You Kill it, You Eat it!

posted May 1, 2012, 11:13 AM by Jeremy Fowler-Lindemulder   [ updated May 1, 2012, 11:19 AM ]
This is just one of those odd bits of game culture from my past:


"You know the drill, Save the M&Ms for questioning, and the cupcake is mine!"

It is anyone’s guess who started the curious culinary custom of “you kill it, you eat it.” The practice has seemingly been around for a long time. It certainly has been practiced by convention game referees for as long as many can remember. It may have originally been an attempt to sweeten the reward of winning a combat. But, whatever its roots, here are the rules we used when adding it to our table top RPG games.

To liven up combat antics, we used edible tokens to represent opponents on the table. (Since it is never a good idea to ingest strange matter, we made sure that the battle battle mat was clean before undertaking this sort of adventure twist.)

The basic idea is simple: whoever puts the last hit points on any opponent on the battle field gets to eat the candy that represents that creature. What counts for scoring a kill is that the creature is incapacitated. Thus, if the second level halfling rogue puts the last three hit points on the dragon, effectively killing it, then that character’s player gets to eat it. If a wizard effectively casts hold spells and the incapacitated creatures are subsequently killed by others while they are held, then the wizard should get credit for that kill.


This might not be the case if the held creatures have some way of effectively fighting while held. Ultimately the referee must make the decision
of who gets the battlefield carrion, but most decisions of this sort are straight forward.

To represent the opponents, one will want to select some tasty tidbits. Celery and carrots may be healthy, but no one wants to fight to eat them. As a rule, vegetables are often spared by adventuring parties and give free passage through the realm.


Gummi candies come in various shapes and sizes (some are even sugar free), but can squish in a referee’s back pack or melt in a hot car when left unattended.

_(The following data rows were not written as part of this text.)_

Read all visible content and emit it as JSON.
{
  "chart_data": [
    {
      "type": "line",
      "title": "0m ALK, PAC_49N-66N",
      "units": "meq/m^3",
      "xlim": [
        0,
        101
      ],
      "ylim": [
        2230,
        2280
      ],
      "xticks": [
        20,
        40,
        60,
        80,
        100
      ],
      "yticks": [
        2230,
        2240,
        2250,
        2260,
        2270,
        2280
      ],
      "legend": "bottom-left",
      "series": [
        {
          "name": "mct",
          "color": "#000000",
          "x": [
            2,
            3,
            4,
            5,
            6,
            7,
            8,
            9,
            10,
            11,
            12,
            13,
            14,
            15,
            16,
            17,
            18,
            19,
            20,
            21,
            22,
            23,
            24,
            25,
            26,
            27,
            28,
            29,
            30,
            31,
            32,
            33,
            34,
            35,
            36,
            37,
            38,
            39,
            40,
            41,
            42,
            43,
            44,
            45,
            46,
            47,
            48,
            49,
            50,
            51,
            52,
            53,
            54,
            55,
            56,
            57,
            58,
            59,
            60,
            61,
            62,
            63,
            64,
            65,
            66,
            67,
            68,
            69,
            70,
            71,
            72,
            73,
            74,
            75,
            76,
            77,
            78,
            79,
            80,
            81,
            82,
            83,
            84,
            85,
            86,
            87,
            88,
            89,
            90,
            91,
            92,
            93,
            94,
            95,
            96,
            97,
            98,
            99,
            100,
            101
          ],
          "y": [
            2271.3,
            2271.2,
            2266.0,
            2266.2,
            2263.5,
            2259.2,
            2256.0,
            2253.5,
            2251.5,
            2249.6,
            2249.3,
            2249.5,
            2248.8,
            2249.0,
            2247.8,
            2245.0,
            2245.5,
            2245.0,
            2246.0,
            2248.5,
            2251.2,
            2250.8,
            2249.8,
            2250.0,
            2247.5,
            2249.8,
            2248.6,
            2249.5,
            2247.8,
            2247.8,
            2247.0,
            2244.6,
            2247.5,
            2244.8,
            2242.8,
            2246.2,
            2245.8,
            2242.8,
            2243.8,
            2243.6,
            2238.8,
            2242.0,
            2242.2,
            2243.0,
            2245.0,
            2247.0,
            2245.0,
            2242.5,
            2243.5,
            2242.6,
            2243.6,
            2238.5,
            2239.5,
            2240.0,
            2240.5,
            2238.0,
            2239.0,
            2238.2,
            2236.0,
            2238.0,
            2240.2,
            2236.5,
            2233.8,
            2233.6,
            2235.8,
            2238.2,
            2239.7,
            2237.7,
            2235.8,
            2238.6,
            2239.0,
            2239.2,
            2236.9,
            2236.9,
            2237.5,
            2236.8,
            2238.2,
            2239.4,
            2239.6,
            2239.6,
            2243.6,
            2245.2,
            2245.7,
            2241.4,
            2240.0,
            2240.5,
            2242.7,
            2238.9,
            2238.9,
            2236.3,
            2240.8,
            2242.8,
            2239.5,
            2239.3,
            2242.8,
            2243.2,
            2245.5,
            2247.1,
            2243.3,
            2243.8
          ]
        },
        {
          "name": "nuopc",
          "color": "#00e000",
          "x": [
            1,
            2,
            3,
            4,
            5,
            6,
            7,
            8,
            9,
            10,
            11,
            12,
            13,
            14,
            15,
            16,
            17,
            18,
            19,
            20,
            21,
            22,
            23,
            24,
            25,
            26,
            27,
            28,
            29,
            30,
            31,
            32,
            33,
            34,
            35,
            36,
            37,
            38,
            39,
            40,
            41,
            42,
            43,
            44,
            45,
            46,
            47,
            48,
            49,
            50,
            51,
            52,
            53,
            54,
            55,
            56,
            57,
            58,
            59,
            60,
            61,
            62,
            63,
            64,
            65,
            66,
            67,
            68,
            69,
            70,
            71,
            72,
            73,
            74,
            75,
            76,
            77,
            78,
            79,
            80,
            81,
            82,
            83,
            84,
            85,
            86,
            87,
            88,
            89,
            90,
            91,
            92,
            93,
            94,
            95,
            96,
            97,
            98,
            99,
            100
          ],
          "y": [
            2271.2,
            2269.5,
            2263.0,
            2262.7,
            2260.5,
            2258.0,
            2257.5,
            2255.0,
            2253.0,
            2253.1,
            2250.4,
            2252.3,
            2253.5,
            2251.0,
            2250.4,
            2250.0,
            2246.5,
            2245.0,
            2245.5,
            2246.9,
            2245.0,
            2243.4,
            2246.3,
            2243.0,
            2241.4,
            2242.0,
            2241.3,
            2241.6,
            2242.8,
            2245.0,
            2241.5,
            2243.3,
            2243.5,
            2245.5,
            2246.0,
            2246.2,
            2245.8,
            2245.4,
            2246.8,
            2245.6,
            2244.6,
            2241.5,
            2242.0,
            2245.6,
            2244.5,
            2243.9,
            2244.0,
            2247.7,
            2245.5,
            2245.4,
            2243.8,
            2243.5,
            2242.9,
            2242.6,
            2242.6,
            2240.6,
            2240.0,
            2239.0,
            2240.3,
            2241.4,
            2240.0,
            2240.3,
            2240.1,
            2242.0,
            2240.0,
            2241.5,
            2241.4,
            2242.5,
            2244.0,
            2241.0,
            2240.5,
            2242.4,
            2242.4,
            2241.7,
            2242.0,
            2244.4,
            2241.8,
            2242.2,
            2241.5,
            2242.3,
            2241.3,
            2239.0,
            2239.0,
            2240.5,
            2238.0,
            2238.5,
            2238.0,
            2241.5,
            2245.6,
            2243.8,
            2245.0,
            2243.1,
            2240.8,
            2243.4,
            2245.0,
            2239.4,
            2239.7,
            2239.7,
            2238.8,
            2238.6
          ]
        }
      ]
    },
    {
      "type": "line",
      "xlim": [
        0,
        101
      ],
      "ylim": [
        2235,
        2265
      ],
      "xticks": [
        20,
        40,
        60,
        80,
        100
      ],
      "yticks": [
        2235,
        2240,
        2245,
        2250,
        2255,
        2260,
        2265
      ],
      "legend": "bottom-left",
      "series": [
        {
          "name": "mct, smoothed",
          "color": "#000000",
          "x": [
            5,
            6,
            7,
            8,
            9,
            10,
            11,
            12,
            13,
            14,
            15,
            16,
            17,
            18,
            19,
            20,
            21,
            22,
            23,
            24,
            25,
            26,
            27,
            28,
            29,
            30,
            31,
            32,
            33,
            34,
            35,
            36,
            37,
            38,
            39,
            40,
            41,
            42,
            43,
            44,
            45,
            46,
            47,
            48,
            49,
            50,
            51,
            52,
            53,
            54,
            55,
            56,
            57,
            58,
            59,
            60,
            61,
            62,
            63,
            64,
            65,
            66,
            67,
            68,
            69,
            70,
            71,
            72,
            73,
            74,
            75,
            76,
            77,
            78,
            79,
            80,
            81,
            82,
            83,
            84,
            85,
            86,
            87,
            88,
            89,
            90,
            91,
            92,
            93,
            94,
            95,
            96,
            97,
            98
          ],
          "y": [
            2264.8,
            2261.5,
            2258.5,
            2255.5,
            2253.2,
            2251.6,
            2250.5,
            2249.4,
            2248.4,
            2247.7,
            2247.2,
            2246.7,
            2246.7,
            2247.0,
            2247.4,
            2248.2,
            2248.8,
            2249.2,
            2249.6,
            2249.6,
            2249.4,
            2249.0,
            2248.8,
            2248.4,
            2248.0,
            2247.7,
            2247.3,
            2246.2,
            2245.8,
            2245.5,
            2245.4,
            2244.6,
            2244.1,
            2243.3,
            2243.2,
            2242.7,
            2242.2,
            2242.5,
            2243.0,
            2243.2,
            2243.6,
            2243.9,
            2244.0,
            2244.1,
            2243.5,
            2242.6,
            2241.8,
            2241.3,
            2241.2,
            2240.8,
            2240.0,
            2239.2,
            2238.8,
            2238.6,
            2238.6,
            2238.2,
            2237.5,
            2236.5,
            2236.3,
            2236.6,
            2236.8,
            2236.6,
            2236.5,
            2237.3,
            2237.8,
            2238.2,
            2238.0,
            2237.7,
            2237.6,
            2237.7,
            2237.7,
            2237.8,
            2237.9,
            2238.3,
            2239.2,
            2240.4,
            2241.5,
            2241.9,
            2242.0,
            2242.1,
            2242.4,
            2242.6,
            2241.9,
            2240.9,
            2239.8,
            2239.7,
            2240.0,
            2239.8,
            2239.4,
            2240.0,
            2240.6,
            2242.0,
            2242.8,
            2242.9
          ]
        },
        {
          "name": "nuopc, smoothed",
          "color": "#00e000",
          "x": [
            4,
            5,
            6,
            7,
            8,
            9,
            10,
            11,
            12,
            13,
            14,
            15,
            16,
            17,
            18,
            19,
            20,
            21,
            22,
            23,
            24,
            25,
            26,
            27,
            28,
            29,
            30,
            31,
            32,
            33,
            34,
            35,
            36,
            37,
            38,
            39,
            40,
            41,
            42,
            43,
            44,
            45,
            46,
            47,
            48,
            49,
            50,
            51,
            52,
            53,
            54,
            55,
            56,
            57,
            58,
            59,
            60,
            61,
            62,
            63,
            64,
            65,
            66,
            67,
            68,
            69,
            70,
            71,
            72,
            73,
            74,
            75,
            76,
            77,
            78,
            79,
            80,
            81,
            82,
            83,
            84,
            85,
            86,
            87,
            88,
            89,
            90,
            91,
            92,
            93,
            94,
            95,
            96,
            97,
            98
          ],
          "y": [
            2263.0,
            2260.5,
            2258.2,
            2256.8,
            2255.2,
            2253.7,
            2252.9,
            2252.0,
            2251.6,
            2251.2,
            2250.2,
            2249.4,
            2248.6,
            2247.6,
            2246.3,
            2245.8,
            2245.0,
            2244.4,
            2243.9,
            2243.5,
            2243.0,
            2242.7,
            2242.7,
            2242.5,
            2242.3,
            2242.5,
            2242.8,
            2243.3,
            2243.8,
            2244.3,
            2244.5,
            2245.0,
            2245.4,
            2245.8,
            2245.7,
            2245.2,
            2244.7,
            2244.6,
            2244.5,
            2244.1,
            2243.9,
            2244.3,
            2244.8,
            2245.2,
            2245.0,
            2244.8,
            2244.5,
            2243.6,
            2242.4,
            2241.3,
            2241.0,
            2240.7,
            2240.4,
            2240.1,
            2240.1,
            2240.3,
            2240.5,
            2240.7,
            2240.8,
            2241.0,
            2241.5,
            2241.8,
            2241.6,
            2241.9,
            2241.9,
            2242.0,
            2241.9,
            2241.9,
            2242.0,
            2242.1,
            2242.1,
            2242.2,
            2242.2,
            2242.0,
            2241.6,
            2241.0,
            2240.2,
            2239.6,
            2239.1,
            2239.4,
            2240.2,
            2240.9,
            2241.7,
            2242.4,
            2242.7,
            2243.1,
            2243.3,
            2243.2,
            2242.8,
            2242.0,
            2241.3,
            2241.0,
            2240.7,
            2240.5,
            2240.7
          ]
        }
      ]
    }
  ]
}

Hard candies are easy to transport, and are of a good size for the task, but most gamers I know prefer chocolate if it is kept cool and unmushed. Some referees will use one type of candy to represent all the monsters, while more creative ones with larger budgets may use candies of varying sizes and color to represent different opponents.


Once you have tried it a few times, you will know what level of preparation you feel comfortable with.